Castelvolturno. «Potremmo presentare ricorso al tribunale amministrativo, ma non lo faremo». Perché? «Il cantiere fu sequestrato quasi un anno fa. Abbiamo già perduto troppo tempo». E quindi? «Domani (oggi ndr) presenteremo al sindaco di Castelvolturno il piano per abbattere i sei manufatti compresi nell'area rimasta sotto sequestro perché ritenuta all'interno della riserva naturalistica». Come ha stabilito il magistrato. «Già. Sebbene convinti di aver ragione anche su quel pezzo di terra, preferiamo evitare contenziosi e riprendere i lavori prima possibile» Fra quanto tempo sarà pronto il villaggio? «Senza ulteriori intoppi, riprenderemo i lavori al cantiere entro trenta giorni. Fra 18-24 mesi potremo ospitare i villeggianti». Vincenzo Simeoli rappresenta la Domitia Village srl, la società che sta realizzando al chilometro 42 della via Domitiana il grande complesso turistico (100mila metri quadri) sulle rive del lago Patria prima sequestrato dalla magistratura e poi in gran parte liberato. Preoccupati dalle polemiche? E quanto? «Abbiamo sempre cercato di essere cordiali con tutti, anche con l'amministrazione comunale». Vi sentite vittime? «Siamo parte lesa: a sbagliare è stato il consulente tecnico della procura che ha indotto in errore pure il magistrato che decise il sequestro». Però, a guardarlo, quel villaggio inquieta. «Condivido che otticamente procura all'occhio umano un impatto notevole. Ma noi acquistammo quel terreno da una società che aveva già ottenuto i permessi a costruire». Quale società? «Non ricordo. Ricordo invece che le sovrintendenze, quella ai beni ambientali e quella ai beni archeologici, non hanno trovato nulla da ridire». C'è chi vi accusa di deturpare l'ambiente. «La mia famiglia costruisce da vent'anni. Siamo convinti di migliorare la zona, oggi degradata». Il ministro Pecoraro Scanio annuncia piani che renderanno possibile abbattere anche i manufatti legali, se offensivi per l'ambiente. «Cose del genere accadono nelle dittature. Sento un clima totalitario. È assurdo il paragone del ministro con la sopraelevata di corso Novara a Napoli». Che cosa sareste disposti a correggere per migliorare l'impatto ambientale del villaggio? «I colori. Siamo pronti a cambiare i colori degli edifici». I colori e basta? «Possiamo aumentare anche il numero delle piante». E le volumetrie? «Alt. Stiamo per abbattere sei edifici: che altro si vuole?». e. c.
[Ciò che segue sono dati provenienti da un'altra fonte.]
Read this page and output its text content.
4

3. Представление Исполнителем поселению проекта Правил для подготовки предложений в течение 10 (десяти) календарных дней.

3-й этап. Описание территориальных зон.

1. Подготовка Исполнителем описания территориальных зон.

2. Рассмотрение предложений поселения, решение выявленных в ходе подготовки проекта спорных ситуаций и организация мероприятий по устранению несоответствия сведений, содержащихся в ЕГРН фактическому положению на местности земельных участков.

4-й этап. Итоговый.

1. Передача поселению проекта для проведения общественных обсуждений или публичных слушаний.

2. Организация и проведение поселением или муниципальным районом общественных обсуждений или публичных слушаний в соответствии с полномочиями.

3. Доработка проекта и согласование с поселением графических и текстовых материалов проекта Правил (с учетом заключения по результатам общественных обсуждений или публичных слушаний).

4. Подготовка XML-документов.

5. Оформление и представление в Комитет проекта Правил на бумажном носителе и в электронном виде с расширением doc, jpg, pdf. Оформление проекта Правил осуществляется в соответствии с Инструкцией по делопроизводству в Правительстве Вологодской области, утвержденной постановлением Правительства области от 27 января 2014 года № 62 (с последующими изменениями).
Castelvolturno: continuano le polemiche per i manufatti realizzati nella riserva naturalistica
Il cantiere del villaggio Domitia Village a Castelvolturno è stato sequestrato dalla magistratura per quasi un anno. La società che lo gestisce, la Domitia Village srl, ha deciso di presentare al sindaco il piano per abbattere i sei manufatti compresi nell'area rimasta sotto sequestro. La società ritiene di aver ragione, ma preferisce evitare contenziosi e riprendere i lavori entro 30 giorni. Il villaggio dovrebbe essere pronto entro 18-24 mesi. La società ha già acquistato il terreno da una società che aveva ottenuto i permessi a costruire, e le sovrintendenze non hanno trovato nulla da ridire.